If he hadn’t already felt like a dozen kinds of ass, he would now. “Pippa.” He reached for her again, knowing he shouldn’t. Knowing that this time he could not resist touching her. And he might not be able to resist claiming her.

She stepped away from him, out of his reach, returning to the present. To him. “No.” Before he could act, move, take, repair, she took a deep breath, and spoke. “No. You are right, of course. I do have an earl, who is kind and good and soon to be my husband, and there is nothing about you or your past—or your present for that matter—that should be relevant to me.”

She backed away, and he followed her like a dog on a lead. Hating the words she spoke—their logic and reason. She was unlike any other woman he’d ever known, and he’d never in his life wanted to understand a woman so much.

She kept talking, looking down at her hands, those imperfect fingers woven together. “I understand that there is nothing about me that is of interest to you . . . that I’m more trouble than I’m worth . . . that I should never have brought you into my experiments.”
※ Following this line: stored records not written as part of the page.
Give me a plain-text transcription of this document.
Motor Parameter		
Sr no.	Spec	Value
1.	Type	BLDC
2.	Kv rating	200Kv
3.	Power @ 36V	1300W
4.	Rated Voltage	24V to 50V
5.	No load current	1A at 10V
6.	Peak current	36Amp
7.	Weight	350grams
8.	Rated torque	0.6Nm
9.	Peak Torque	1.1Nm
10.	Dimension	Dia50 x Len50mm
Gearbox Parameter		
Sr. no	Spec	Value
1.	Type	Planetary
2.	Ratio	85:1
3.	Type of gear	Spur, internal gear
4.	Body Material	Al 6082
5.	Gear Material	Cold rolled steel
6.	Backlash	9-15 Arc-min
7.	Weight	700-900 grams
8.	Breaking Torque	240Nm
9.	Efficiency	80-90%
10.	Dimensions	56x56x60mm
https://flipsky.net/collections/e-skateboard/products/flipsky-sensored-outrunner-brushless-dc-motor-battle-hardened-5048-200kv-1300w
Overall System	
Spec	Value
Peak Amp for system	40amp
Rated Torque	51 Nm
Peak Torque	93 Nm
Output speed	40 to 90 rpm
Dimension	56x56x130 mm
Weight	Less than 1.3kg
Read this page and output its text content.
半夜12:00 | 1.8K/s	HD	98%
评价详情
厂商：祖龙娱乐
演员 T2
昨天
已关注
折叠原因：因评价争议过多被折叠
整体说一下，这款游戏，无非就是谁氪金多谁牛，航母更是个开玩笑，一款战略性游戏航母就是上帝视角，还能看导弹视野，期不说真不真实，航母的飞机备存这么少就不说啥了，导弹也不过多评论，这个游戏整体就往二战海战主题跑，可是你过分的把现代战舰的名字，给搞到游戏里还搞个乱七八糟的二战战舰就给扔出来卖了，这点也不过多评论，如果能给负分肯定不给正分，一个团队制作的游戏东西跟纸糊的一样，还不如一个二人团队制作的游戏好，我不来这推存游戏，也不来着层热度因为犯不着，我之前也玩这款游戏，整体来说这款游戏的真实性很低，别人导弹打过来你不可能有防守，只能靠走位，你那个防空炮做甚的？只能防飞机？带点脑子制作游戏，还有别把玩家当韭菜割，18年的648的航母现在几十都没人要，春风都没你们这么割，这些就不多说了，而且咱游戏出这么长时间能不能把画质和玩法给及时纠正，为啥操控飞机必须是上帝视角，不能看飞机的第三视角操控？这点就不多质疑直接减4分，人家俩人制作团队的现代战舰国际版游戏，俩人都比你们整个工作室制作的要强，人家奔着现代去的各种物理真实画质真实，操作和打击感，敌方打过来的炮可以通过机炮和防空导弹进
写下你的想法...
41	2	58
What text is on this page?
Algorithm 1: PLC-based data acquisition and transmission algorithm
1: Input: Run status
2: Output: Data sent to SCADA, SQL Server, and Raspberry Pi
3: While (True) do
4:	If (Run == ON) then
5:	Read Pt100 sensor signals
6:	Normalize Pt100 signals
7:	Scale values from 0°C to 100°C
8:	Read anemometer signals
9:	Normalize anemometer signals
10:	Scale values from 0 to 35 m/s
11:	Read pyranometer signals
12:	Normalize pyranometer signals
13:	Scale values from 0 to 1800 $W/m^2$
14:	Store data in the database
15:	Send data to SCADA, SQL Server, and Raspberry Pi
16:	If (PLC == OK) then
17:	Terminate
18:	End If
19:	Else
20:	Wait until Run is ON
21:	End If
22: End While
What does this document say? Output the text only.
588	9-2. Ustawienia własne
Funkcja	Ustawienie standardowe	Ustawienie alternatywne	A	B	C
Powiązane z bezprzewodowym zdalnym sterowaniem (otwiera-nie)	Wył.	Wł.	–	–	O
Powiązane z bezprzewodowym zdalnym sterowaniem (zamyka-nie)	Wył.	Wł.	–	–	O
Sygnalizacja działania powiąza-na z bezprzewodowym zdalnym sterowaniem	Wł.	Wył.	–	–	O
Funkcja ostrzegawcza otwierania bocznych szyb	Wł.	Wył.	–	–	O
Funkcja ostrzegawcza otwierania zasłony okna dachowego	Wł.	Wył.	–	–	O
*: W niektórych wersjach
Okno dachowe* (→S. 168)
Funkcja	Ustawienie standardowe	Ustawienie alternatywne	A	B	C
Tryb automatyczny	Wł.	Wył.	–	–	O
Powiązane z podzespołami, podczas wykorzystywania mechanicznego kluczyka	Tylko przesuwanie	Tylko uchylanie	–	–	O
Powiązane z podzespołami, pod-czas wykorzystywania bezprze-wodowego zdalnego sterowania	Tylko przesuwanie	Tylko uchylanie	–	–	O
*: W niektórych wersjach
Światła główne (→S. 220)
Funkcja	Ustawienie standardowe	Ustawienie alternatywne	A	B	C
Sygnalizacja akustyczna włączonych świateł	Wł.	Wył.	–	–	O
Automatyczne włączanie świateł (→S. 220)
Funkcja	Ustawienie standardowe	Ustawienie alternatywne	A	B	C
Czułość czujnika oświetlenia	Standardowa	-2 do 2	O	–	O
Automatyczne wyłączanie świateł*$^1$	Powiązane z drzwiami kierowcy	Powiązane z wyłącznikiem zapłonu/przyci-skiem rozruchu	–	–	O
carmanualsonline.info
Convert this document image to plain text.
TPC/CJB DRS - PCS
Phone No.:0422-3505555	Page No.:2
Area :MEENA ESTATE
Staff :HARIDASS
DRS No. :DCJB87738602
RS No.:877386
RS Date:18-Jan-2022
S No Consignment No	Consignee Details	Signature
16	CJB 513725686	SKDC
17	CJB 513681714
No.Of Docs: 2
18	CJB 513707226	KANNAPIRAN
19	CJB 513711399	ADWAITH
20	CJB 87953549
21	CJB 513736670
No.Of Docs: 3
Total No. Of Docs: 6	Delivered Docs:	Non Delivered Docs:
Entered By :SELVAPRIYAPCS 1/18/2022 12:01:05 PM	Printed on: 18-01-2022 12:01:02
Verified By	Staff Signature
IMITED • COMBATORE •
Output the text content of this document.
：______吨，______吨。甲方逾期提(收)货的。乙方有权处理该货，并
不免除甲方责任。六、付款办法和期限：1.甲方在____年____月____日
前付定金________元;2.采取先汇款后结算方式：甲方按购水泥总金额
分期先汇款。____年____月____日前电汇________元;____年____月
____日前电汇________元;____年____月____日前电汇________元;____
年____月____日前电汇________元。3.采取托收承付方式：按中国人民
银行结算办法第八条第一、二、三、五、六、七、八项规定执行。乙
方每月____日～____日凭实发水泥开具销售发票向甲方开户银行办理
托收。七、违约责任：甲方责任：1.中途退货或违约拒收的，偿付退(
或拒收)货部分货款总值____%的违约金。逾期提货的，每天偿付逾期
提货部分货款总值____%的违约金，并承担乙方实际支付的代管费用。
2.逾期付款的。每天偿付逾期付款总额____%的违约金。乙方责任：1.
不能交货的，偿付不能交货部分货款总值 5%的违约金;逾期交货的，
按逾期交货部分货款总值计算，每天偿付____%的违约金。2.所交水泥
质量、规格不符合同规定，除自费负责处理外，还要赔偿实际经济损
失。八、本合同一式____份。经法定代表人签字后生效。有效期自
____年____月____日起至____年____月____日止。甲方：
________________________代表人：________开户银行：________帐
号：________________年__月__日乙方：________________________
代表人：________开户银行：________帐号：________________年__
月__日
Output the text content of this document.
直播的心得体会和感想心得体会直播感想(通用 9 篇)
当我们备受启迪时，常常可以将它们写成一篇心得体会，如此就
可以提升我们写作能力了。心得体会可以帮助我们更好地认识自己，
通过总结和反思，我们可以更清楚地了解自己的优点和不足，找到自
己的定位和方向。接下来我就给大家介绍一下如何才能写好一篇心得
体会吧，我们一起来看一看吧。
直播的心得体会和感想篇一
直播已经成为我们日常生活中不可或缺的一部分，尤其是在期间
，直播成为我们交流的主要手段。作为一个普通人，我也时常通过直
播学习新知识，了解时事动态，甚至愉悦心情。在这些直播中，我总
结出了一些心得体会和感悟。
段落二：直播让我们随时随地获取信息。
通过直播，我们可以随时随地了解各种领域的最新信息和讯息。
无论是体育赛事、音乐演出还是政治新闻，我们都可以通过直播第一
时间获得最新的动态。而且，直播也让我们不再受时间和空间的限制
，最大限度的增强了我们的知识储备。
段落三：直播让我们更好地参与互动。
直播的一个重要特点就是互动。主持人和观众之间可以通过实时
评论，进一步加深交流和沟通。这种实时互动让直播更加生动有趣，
He stopped her. “They aren’t experiments.”

She looked up at him, eyes black in that ridiculous mask. He’d like to tear it from her, crush it beneath his boot and take a horsewhip to Chase for having it made. “Of course they are.”

“No, Pippa. They aren’t. They’re a desire for knowledge, certainly, a need for it, even. But more than that, they’re a need for understanding of this thing that you are about to do, that you have refused to stop and that terrifies you. They are a desperate ploy to stop yourself from feeling all the doubt and frustration and fear that you must be feeling. You say you want to understand what happens between men and women. Between husbands and wives. But instead of going to any number of those who know better—who know firsthand . . . you come to me. In the darkness.”

She backed away, even as he stalked her. “I came to you in the middle of the day.”

“It’s always night inside the Angel. Always dark.” He paused, loving the way her lips parted, just barely, as though she could not get enough air. Neither could he. “You came to me because you don’t want it. The ordinary. The mundane. You don’t want him.”